Na I Grande Guerra, dos 210 mil elementos dos bersaglieri enviados para a frente de combate, 32 mil foram mortos e 50 mil ficaram estropiados, o que serviu para que o respeito em seu redor crescesse à velocidade com que o sangue se espalhava pelas trincheiras. Ottavio viveu peripécias durante o conflito dignas de fazer inveja a Miguel Strogoff e Rocambole juntos. O facto de se sentir tão confortável em cima de um selim como na sala lá de casa, fez com que fosse nomeado correio. As bombas rebentavam à sua volta e as balas silvavam-lhe aos ouvidos enquanto Bottechia pedalava furiosamente por entre cadáveres e moribundos que gritavam de forma lancinante. Apanhou malária, chegou a ser capturado, foi suficientemente expedito para escapar aos seus algozes e pôs-se ao fresco, regressando às linhas italianas onde foi tido como um herói e medalhado a preceito.

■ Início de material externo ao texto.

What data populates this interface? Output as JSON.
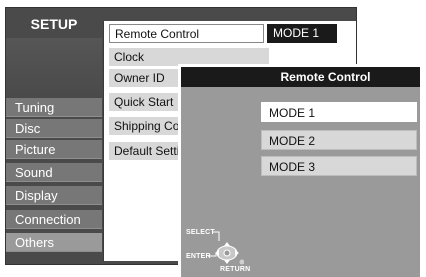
{
  "setup": {
    "title": "SETUP"
  },
  "sidebar": {
    "items": [
      {
        "label": "Tuning"
      },
      {
        "label": "Disc"
      },
      {
        "label": "Picture"
      },
      {
        "label": "Sound"
      },
      {
        "label": "Display"
      },
      {
        "label": "Connection"
      },
      {
        "label": "Others",
        "active": true
      }
    ]
  },
  "menu": {
    "items": [
      {
        "label": "Remote Control",
        "value": "MODE 1"
      },
      {
        "label": "Clock"
      },
      {
        "label": "Owner ID"
      },
      {
        "label": "Quick Start"
      },
      {
        "label": "Shipping Condition"
      },
      {
        "label": "Default Settings"
      }
    ]
  },
  "dialog": {
    "title": "Remote Control",
    "options": [
      {
        "label": "MODE 1",
        "selected": true
      },
      {
        "label": "MODE 2"
      },
      {
        "label": "MODE 3"
      }
    ]
  },
  "nav_hint": {
    "select": "SELECT",
    "enter": "ENTER",
    "return": "RETURN"
  },
  "colors": {
    "panel": "#4a4a4a",
    "sidebar_item": "#777777",
    "dialog": "#9a9a9a",
    "title_bar": "#1a1a1a",
    "highlight": "#ffffff"
  }
}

De volta ao conforto do lar, que não era tão confortável como isso, convenhamos, voltou à sua função de carregador de de tijolos, vivendo uma existência sem história junto da sua mulher e dos seus três filhos. Mas a sua fama de ciclista emérito já não lhe permitia uma existência sossegada como seria sua vontade. Certo dia, bateu-lhe à porta um certo Teodoro Carnielli, presidente de um clube da região do Venetto. Trazia-lhe uma oferta: uma bicicleta moderna, nova em folha. E trazia-lhe um desafio: participar em provas velocipédicas.

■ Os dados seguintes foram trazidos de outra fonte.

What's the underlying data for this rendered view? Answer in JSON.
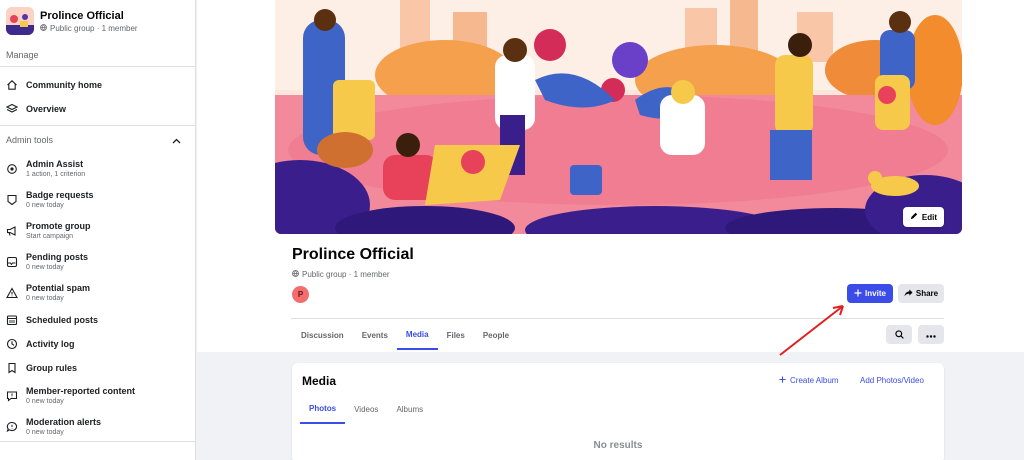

Em 1923, Ottavio Bottechia participa na Volta à Itália. Não tem equipa, corre sozinho, obtém um espantoso quinto lugar. Num abrir e fechar de olhos, convidado pelo grande ciclista francês Henry Pélissier, junta-se à equipa do Automoto-Hutchison.
Ottavio tem 29 anos e um mundo inteiro na sua frente. Finalmente, consegue aprender a ler e a escrever, coisa que a escola não lhe dera. Deixa-se encantar pelo panfletos de propaganda anti-Mussolini, desperta a sua alma revolucionária, está disposto a lutar novamente, agora em nome da Liberdade. Nesse mesmo ano, garante o segundo lugar na Volta a França, logo atrás de Pélissier, e a sua fama percorre toda a Itália como uma aragem fresca do Adriático. O próprio Mussolini está encantado com Ottavio, representante dessa classe que fez de Roma dona de meio mundo.

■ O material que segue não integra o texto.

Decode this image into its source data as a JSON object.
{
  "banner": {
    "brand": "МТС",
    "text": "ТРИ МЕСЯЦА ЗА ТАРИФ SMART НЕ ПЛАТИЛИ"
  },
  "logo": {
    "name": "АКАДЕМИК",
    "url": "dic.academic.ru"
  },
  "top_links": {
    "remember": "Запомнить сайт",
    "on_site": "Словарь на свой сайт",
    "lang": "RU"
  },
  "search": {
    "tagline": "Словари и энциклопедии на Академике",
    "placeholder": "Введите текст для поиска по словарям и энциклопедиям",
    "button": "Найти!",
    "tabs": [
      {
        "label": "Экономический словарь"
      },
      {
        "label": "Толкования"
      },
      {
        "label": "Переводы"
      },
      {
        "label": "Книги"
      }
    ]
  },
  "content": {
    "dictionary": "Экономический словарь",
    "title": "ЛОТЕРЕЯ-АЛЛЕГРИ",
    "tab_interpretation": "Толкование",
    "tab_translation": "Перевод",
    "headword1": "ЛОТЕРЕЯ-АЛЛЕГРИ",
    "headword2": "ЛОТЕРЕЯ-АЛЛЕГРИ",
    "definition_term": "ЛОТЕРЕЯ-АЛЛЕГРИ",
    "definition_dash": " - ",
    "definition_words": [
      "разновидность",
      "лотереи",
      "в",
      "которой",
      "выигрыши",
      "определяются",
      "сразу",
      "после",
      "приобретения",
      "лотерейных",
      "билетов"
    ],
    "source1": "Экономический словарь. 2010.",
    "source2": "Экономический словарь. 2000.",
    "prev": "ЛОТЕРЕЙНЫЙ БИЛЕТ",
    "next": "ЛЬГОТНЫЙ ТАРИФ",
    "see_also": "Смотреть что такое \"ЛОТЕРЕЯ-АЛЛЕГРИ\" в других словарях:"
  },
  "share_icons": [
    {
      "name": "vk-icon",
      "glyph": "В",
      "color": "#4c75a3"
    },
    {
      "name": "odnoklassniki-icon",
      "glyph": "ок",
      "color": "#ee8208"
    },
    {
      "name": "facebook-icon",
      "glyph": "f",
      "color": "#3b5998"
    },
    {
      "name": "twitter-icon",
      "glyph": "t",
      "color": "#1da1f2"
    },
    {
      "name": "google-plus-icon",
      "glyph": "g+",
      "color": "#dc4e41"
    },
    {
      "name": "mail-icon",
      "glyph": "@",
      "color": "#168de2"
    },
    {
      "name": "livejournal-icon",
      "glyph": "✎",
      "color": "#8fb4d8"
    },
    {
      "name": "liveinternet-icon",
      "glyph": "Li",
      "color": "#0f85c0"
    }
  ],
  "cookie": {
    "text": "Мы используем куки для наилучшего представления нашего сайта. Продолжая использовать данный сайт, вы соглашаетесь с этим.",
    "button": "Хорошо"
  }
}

No ano seguinte, Ottavio foi supersónico: ganhou a Volta a França carregando com a camisola amarela da primeira à última etapa. Nunca um italiano ganhara o Tour. Bottechia ganhou novamente, na edição seguinte. E, de um momento para o outro, a vida começou a correr-lhe mal.
No dia 23 de maio de 1927, o seu irmão Giovanni foi atropelado enquanto pedalava na sua bicicleta. Morte imediata. No dia 3 de junho, Ottavio é encontrado por um camponês. Enfiado num fosso macabro, com dificuldade em exprimir-se, está gravemente ferido e completamente ensanguentado. Tem vários ossos fraturados além de um fortíssimo traumatismo craniano. Supõe-se, a principio, que lhe terá sucedido a mesma coisa do que a Giovanni, mas, encontrada não muito longe, a bicicleta de Ottavio não apresenta qualquer dano. É carregado para a taberna mais próximas, mas não se consegue exprimir. O padre da terra dá-lhe a extrema-unção. Segue para o hospital de Gemona mas só para morrer embrulhado em lençóis limpos e num mistério para o qual ninguém tem resposta. Uns anos mais tarde, um mafioso italiano de Nova Iorque, confessou no leito de morte ter assassinado os dois irmãos Bottechia, Ottavio à pedrada. «Estava a roubar uvas», justificou, embora não haja uvas em Junho
No seu funeral não apareceu ninguém. Havia demasiado medo. Sussurrava-se a cada esquina que fora eliminado pelos fascistas. Tornara-se demasiado incómodo com a sua popularidade.